Ha ! Les enfants ! Elle s'estime heureuse si elle les voit une fois par mois. C'est qu'ils sont occupés les petits, bien trop pour songer à leur pauvre mère. Et elle ne leur en veut pas, comment voulez-vous, dans un monde pareil. Ils habitent loin, mettent des heures pour aller travailler et revenir, passent leurs temps libres à restaurer une maison de campagne. Ils ont bien essayé de la mettre sur intèrnette, pour communiquer plus souvent, pour la divertir. Mais la technologie et elle ... Elle se contente de regarder l'ordinateur en songeant à eux.

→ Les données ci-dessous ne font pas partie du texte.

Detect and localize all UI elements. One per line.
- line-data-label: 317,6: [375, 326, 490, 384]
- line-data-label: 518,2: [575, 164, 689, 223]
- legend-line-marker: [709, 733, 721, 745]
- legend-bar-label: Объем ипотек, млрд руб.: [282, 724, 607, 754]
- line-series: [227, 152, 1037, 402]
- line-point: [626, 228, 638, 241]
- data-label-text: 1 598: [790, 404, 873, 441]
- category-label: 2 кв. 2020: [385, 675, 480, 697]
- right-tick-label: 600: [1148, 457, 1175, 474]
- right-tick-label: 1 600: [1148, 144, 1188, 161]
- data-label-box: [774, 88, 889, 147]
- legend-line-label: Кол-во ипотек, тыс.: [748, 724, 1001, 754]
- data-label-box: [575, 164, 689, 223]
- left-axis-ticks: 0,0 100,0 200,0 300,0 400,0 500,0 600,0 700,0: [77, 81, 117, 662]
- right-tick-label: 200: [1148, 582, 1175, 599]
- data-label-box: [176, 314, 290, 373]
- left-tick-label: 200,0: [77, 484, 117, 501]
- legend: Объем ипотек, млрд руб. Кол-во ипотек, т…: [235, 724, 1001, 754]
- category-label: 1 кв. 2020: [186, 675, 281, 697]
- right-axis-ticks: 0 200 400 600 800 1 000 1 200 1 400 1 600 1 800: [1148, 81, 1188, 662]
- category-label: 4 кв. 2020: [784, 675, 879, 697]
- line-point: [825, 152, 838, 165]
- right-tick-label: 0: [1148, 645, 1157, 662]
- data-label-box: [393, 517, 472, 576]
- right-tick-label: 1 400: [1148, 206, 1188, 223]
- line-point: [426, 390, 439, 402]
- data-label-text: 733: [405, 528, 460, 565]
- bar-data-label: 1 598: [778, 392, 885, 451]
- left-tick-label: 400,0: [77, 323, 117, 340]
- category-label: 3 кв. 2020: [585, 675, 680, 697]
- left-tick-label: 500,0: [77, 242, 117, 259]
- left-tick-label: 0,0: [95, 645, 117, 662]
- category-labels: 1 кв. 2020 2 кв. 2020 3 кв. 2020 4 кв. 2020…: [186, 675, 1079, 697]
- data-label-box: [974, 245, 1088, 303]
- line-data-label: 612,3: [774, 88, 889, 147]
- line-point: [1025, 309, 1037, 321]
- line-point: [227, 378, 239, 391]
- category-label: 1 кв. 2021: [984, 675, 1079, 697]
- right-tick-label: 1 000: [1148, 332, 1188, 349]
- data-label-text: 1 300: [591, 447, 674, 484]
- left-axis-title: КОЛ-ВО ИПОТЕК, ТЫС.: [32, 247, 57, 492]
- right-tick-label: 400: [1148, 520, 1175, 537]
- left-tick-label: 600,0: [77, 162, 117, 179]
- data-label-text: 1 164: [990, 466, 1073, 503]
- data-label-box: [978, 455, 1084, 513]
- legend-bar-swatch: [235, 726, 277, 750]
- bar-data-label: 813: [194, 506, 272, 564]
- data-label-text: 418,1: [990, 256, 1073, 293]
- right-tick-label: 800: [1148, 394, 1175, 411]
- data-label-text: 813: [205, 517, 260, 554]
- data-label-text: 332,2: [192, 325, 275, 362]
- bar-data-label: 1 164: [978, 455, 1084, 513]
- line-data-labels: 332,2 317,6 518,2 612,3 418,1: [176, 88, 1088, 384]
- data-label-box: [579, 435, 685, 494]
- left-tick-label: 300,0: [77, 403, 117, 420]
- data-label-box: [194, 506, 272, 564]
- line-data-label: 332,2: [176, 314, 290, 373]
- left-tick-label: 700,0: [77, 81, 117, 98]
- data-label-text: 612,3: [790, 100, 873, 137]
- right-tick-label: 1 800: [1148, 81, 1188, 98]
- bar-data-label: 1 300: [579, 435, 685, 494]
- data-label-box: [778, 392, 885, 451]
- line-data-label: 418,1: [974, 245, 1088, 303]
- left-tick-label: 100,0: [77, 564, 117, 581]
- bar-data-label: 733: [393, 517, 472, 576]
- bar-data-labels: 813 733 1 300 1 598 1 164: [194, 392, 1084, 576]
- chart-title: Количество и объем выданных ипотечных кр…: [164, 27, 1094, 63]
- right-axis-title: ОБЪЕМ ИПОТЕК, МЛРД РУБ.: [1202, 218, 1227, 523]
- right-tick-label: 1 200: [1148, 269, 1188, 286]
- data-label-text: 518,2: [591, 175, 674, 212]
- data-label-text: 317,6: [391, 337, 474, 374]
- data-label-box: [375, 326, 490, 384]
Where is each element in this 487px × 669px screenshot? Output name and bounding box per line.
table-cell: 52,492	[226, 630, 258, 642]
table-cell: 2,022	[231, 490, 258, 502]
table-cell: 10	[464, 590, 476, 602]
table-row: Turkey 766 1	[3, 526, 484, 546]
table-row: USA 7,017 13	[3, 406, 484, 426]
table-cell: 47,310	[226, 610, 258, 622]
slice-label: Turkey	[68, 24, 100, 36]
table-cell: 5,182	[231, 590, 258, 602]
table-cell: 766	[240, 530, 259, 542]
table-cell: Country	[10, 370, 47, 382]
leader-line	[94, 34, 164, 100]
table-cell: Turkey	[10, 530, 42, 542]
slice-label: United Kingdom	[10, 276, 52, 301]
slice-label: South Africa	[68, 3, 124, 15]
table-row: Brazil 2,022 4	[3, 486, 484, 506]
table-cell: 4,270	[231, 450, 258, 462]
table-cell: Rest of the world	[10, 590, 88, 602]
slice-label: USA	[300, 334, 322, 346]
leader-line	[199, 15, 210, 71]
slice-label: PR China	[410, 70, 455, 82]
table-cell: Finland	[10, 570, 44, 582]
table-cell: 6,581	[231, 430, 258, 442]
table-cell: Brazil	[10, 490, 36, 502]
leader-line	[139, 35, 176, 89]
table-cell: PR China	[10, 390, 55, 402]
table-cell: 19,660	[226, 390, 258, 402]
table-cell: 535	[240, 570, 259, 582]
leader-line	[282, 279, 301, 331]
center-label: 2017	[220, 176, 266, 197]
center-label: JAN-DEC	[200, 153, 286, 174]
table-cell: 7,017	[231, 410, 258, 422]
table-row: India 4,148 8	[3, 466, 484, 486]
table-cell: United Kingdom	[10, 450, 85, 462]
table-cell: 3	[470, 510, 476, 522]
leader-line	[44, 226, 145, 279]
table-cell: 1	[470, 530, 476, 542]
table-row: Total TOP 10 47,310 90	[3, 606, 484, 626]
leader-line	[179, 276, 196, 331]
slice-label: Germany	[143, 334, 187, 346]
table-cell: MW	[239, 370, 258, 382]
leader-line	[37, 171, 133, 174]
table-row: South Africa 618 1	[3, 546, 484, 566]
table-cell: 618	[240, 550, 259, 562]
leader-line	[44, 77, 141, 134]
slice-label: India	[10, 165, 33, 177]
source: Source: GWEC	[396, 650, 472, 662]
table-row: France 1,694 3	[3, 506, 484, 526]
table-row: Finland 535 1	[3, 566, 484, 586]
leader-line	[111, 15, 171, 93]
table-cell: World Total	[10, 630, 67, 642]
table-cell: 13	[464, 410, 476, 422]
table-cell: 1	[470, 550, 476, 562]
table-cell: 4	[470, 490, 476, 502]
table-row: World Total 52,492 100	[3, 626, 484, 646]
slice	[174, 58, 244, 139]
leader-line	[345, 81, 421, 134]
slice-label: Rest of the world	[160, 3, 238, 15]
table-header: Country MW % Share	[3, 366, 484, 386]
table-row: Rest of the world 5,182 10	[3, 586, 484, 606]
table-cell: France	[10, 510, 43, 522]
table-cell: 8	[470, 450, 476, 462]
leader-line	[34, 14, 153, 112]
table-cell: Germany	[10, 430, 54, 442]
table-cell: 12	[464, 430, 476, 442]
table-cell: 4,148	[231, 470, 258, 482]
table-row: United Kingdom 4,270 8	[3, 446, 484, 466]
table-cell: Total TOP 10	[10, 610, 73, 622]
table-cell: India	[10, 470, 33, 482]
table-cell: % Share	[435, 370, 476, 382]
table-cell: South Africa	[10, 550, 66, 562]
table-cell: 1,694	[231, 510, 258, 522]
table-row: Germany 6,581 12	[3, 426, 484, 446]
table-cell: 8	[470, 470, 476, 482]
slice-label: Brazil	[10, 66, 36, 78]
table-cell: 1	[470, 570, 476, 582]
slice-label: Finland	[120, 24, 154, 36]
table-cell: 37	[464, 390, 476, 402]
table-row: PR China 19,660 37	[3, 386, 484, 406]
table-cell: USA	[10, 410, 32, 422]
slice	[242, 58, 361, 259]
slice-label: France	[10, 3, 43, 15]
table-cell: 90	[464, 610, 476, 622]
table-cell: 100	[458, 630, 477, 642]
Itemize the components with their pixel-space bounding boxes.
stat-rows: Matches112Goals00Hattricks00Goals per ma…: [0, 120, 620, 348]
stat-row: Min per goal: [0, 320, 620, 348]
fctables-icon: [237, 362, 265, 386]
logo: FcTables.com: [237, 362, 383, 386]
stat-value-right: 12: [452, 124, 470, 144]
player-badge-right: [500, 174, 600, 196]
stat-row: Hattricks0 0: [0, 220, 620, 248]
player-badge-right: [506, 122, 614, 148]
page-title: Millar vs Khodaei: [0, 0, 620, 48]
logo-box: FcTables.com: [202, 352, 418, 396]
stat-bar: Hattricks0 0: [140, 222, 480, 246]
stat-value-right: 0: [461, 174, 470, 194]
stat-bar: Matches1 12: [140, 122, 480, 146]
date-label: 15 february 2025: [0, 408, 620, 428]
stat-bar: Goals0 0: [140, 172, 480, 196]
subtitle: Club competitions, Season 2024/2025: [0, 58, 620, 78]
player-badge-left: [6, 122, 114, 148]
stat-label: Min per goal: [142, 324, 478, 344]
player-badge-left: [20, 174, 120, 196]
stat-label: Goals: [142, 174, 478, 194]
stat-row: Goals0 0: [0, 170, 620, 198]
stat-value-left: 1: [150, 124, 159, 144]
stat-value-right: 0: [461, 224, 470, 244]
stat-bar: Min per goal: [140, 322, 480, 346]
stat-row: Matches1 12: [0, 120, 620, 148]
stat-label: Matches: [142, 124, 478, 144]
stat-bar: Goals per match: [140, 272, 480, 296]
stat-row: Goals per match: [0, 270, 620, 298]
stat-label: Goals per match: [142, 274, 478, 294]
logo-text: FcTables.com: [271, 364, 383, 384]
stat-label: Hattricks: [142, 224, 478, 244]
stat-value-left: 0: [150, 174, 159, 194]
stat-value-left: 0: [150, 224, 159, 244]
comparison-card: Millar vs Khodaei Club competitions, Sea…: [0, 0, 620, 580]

La montée des marches est plus pénible. Ses vieilles jambes ne répondent plus comme avant. Mais c'est toujours plus sûr que la cabine étroite. Le gendre idéal lui a dit un jour qu'un étage suffisait à commettre un crime et à s'enfuir avant l'arrivée des secours. Alors elle vit au second ... Elle préfère se coller au mur quand d'aventure elle croise un voisin. Au cas où.
Judith déverrouille enfin sa porte, se faufile dans l'entrebâillement, et reverouille derrière elle. Cette fois encore elle est rentrée saine et sauve. Elle ôte son manteau en contemplant le portrait de son Édouard. Elle glisse sa canne à côté de l'ordinateur des enfants. Elle pose son arsenal sur le guéridon face à l'entrée, à portée de main. Elle allume le téléviseur. Le temps de ranger ses courses et de se préparer un en-cas, elle sera prête pour regarder les jeux et oublier un instant comme le monde est dangereux. Malgré l'irritant boum-boum dont résonnent les murs.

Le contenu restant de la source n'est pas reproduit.